Einsatzbereiche einer Spreizhebelbremse
Die meisten Achsenhersteller wie z.B. Alko, BPW, FTF, FAD, Hahn, Knott, Nieper, Peitz, Schlegl verbauen klassische Spreizhebelbremsen. Der größte Nutzen als Betriebsbremse eine Trommelbremse zu verwenden, ist neben dem guten Wirkungsgrad der geringe Wartungsaufwand. Darüber hinaus ist eine Trommelbremse besser vor Verschmutzung und Rost geschützt. Ein großer Pluspunkt sind auch die überschaubaren Kosten für den Unterhalt und in der Anschaffung.

Allgemeine Hinweise zur Radbremse
Radbremsen werden von den meisten Herstellern von Achsen als Eigenprodukt verbaut, dazu kommt noch, dass es unterschiedliche Gewichtsklassen für Radbremsen gibt, so ist in der Regel schwer nachzuvollziehen, welche Art von Radbremse an der Achse montiert ist.

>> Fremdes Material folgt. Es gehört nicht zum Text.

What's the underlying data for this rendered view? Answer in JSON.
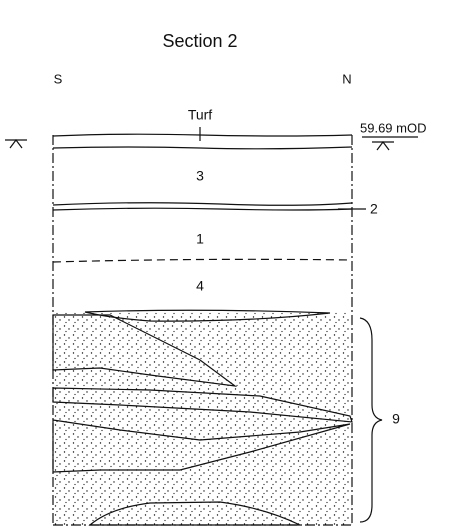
{
  "title": "Section 2",
  "orientation": {
    "left": "S",
    "right": "N"
  },
  "datum": "59.69 mOD",
  "layers": {
    "turf": "Turf",
    "layer_3": "3",
    "layer_2": "2",
    "layer_1": "1",
    "layer_4": "4",
    "layer_9": "9"
  }
}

Um herauszufinden welche Art oder Typ von Radbremse verbaut ist, ist es der einfachste Weg sich auf dem Ankerblech das Typenschild anzuschauen. Das Ankerblech befindet sich auf der hinteren Seite der Trommelbremse, an der Stelle an den die Bremseile in die Radbremse hineinführen. Sollten Sie einmal Schwierigkeiten bei der Bestimmung der Art und Typs Ihrer Radbremse haben, wäre es von Vorteil, wenn Sie uns Bilder der Bremse zuschicken und den Durchmesser von Trommel und Backenbreite messen. Die Schwierigkeiten bei der Bestimmung der Radbremse sind werksseitig verursacht. Auf Grund der unterschiedlichen Radbremsen werden größtenteils für jede herstellertypische Radbremse spezielle Funktionsteile benötigt (Federsätze, Bremsbeläge, Nachstelleinheit und Spreizschloss).

Abnutzung einer Radbremse
Um festzustellen wie stark Ihre Bremse abgenutzt ist, reicht ein Blick durch das Kontrollloch im Ankerblech, die Belegstärke sollte je Angaben des Herstellers 1-2 mm betragen. Achten Sie bitte darauf, dass Radbremsen je nach Belastungsintensität und Häufigkeit Ihrer Nutzung, regelmäßig nachjustiert werden sollten. Sind die Bremsen alt oder falsch eingestellt können die Belege „verglasen“, dies bedeutet das der Reibwert sinkt und die Bremsen verhärten und dadurch die Wirkung der Bremse stark nachlässt. Dadurch erhöht sich die Unfallgefahr dramatisch!